Generation of magnifying endoscopic images of gastric neoplasms based on an all-in-focus algorithm.

Generation of magnifying endoscopic images of gastric neoplasms based on an all-in-focus algorithm.

Matsui, Kenichi;Funasaka, Kohei;Miyahara, Ryoji;Furukawa, Kazuhiro;Matsushita, Masanobu;Yamamura, Takeshi;Ishikawa, Takuya;Ohno, Eizaburo;Nakamura, Masanao;Kawashima, Hiroki;Watanabe, Osamu;Ohara, Kenichi;Hirooka, Yoshiki;Goto, Hidemi;
Journal of gastroenterology and hepatology 2020 Vol. 35 pp. 65-70
238
matsui2020generationjournal

Abstract

Magnifying endoscopy is useful for diagnosis of early gastrointestinal neoplasms by visualizing microvascular (MV) and microsurface (MS) structures of the mucosa when combined with image-enhanced endoscopy. However, precise control of the endoscope is needed because the depth of focus is narrow and the target may move.

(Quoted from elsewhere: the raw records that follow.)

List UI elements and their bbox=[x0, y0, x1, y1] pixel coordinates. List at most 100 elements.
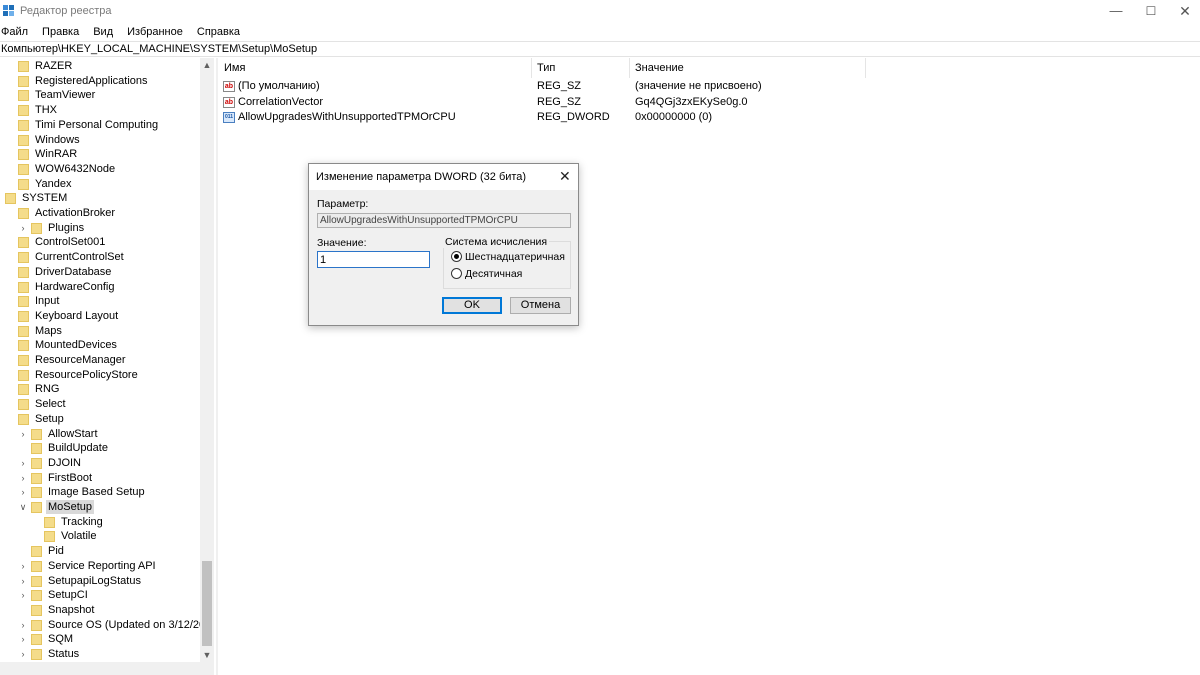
tree-horizontal-scrollbar[interactable] bbox=[0, 662, 214, 675]
table-row[interactable]: ab (По умолчанию) REG_SZ (значение не присв… bbox=[219, 79, 1200, 94]
cancel-button[interactable]: Отмена bbox=[510, 297, 571, 314]
radio-decimal[interactable] bbox=[451, 268, 462, 279]
minimize-button[interactable]: — bbox=[1096, 0, 1136, 24]
tree-item[interactable]: RegisteredApplications bbox=[0, 74, 200, 89]
chevron-down-icon[interactable]: ∨ bbox=[18, 500, 28, 514]
column-value[interactable]: Значение bbox=[630, 58, 866, 78]
chevron-right-icon[interactable]: › bbox=[18, 559, 28, 573]
chevron-right-icon[interactable]: › bbox=[18, 221, 28, 235]
table-row[interactable]: ab CorrelationVector REG_SZ Gq4QGj3zxEKySe0… bbox=[219, 95, 1200, 110]
tree-item[interactable]: CurrentControlSet bbox=[0, 250, 200, 265]
tree-item[interactable]: › SQM bbox=[0, 632, 200, 647]
tree-item[interactable]: › SetupCI bbox=[0, 588, 200, 603]
scroll-down-arrow-icon[interactable]: ▼ bbox=[200, 648, 214, 662]
tree-item-label: RNG bbox=[35, 383, 60, 396]
menu-edit[interactable]: Правка bbox=[40, 24, 79, 40]
chevron-right-icon[interactable]: › bbox=[18, 588, 28, 602]
tree-item[interactable]: › Plugins bbox=[0, 221, 200, 236]
tree-item[interactable]: Tracking bbox=[0, 515, 200, 530]
tree-item[interactable]: SYSTEM bbox=[0, 191, 200, 206]
column-type[interactable]: Тип bbox=[532, 58, 630, 78]
chevron-right-icon[interactable]: › bbox=[18, 456, 28, 470]
tree-item[interactable]: › Status bbox=[0, 647, 200, 662]
tree-item[interactable]: ControlSet001 bbox=[0, 235, 200, 250]
menu-file[interactable]: Файл bbox=[0, 24, 28, 40]
values-list: Имя Тип Значение ab (По умолчанию) REG_SZ (… bbox=[219, 58, 1200, 675]
menu-favorites[interactable]: Избранное bbox=[125, 24, 183, 40]
tree-item-label: Keyboard Layout bbox=[35, 309, 119, 322]
tree-item[interactable]: Maps bbox=[0, 324, 200, 339]
chevron-right-icon[interactable]: › bbox=[18, 647, 28, 661]
tree-item[interactable]: BuildUpdate bbox=[0, 441, 200, 456]
value-input[interactable] bbox=[317, 251, 430, 268]
chevron-right-icon[interactable]: › bbox=[18, 574, 28, 588]
chevron-right-icon[interactable]: › bbox=[18, 618, 28, 632]
scroll-up-arrow-icon[interactable]: ▲ bbox=[200, 58, 214, 72]
tree-item[interactable]: Keyboard Layout bbox=[0, 309, 200, 324]
chevron-right-icon[interactable]: › bbox=[18, 471, 28, 485]
tree-item[interactable]: WinRAR bbox=[0, 147, 200, 162]
radio-hex-label[interactable]: Шестнадцатеричная bbox=[465, 251, 565, 263]
dialog-close-icon[interactable]: ✕ bbox=[559, 168, 571, 185]
tree-item-label: Service Reporting API bbox=[48, 559, 156, 572]
close-window-button[interactable]: ✕ bbox=[1165, 0, 1200, 24]
tree-item[interactable]: › FirstBoot bbox=[0, 471, 200, 486]
menu-help[interactable]: Справка bbox=[195, 24, 240, 40]
tree-item[interactable]: ResourcePolicyStore bbox=[0, 368, 200, 383]
key-tree[interactable]: RAZER RegisteredApplications TeamViewer THX… bbox=[0, 58, 214, 670]
radio-hex[interactable] bbox=[451, 251, 462, 262]
tree-item[interactable]: › Image Based Setup bbox=[0, 485, 200, 500]
column-name[interactable]: Имя bbox=[219, 58, 532, 78]
folder-icon bbox=[18, 105, 29, 117]
param-label: Параметр: bbox=[317, 198, 369, 210]
tree-item[interactable]: ResourceManager bbox=[0, 353, 200, 368]
tree-item[interactable]: MountedDevices bbox=[0, 338, 200, 353]
tree-item[interactable]: TeamViewer bbox=[0, 88, 200, 103]
tree-item[interactable]: Snapshot bbox=[0, 603, 200, 618]
tree-item[interactable]: › AllowStart bbox=[0, 427, 200, 442]
chevron-right-icon[interactable]: › bbox=[18, 632, 28, 646]
tree-item[interactable]: ActivationBroker bbox=[0, 206, 200, 221]
tree-item[interactable]: Input bbox=[0, 294, 200, 309]
radio-decimal-label[interactable]: Десятичная bbox=[465, 268, 522, 280]
tree-item[interactable]: Timi Personal Computing bbox=[0, 118, 200, 133]
chevron-right-icon[interactable]: › bbox=[18, 427, 28, 441]
tree-vertical-scrollbar[interactable]: ▲ ▼ bbox=[200, 58, 214, 662]
tree-item[interactable]: RNG bbox=[0, 382, 200, 397]
pane-splitter[interactable] bbox=[216, 58, 218, 675]
folder-icon bbox=[31, 575, 42, 587]
table-row[interactable]: 011 AllowUpgradesWithUnsupportedTPMOrCPU R… bbox=[219, 110, 1200, 125]
folder-icon bbox=[31, 457, 42, 469]
tree-item[interactable]: DriverDatabase bbox=[0, 265, 200, 280]
tree-item-label: DriverDatabase bbox=[35, 265, 112, 278]
tree-item[interactable]: RAZER bbox=[0, 59, 200, 74]
tree-item[interactable]: Windows bbox=[0, 133, 200, 148]
tree-item[interactable]: Pid bbox=[0, 544, 200, 559]
scroll-thumb[interactable] bbox=[202, 561, 212, 646]
menu-view[interactable]: Вид bbox=[91, 24, 113, 40]
tree-item[interactable]: › Service Reporting API bbox=[0, 559, 200, 574]
tree-item[interactable]: › SetupapiLogStatus bbox=[0, 574, 200, 589]
tree-item[interactable]: Setup bbox=[0, 412, 200, 427]
tree-item[interactable]: WOW6432Node bbox=[0, 162, 200, 177]
cell-name: (По умолчанию) bbox=[238, 80, 320, 92]
folder-icon bbox=[18, 413, 29, 425]
tree-item[interactable]: ∨ MoSetup bbox=[0, 500, 200, 515]
ok-button[interactable]: OK bbox=[442, 297, 502, 314]
radix-group bbox=[443, 241, 571, 289]
tree-item[interactable]: › Source OS (Updated on 3/12/2021 14:5 bbox=[0, 618, 213, 633]
tree-item[interactable]: HardwareConfig bbox=[0, 280, 200, 295]
tree-item[interactable]: Select bbox=[0, 397, 200, 412]
cell-type: REG_SZ bbox=[537, 80, 582, 92]
tree-item-label: Yandex bbox=[35, 177, 72, 190]
tree-item[interactable]: › DJOIN bbox=[0, 456, 200, 471]
tree-item[interactable]: THX bbox=[0, 103, 200, 118]
tree-item-label: ResourcePolicyStore bbox=[35, 368, 138, 381]
tree-item[interactable]: Yandex bbox=[0, 177, 200, 192]
param-name-field: AllowUpgradesWithUnsupportedTPMOrCPU bbox=[317, 213, 571, 228]
folder-icon bbox=[18, 399, 29, 411]
chevron-right-icon[interactable]: › bbox=[18, 485, 28, 499]
folder-icon bbox=[18, 61, 29, 72]
tree-item[interactable]: Volatile bbox=[0, 529, 200, 544]
address-bar[interactable]: Компьютер\HKEY_LOCAL_MACHINE\SYSTEM\Setu… bbox=[0, 41, 1200, 57]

These problems may be overcome by the all-in-focus (AIF) technique, which was developed in the engineering field. The aim of the study was to evaluate magnifying endoscopic image with AIF algorithm.Twenty gastric neoplasms were examined. Images were acquired at 80× magnification and converted to endoscopic images with an AIF algorithm (EI-AIF). The focus area and MV and MS patterns in the original image and the EI-AIF were compared on a 5-point Likert scale, where 5 indicates that the EI-AIF was superior. Intraclass correlation coefficients (ICCs) were used to assess the inter-evaluator reliability. An image quality measurement value was calculated for each image as an indicator of the degree of focus.The scores for focus area, MV, and MS were 4.78 ± 0.45 (ICC = 0.63), 4.12 ± 0.76 (ICC = 0.70), and 4.72 ± 0.52 (ICC = 0.45), respectively, with the EI-AIF significantly superior for all three items (P < 0.05 by Student's t-test). ICCs for the focus area and MV were > 0.60, indicating strong inter-evaluator reliability. Image quality measurement was higher for the EI-AIF compared with the original image in every case.Endoscopic observation with AIF algorithm gives a better image quality that allows easier evaluation of MV and MS patterns. This technique may resolve the difficulties with magnifying endoscopic observation.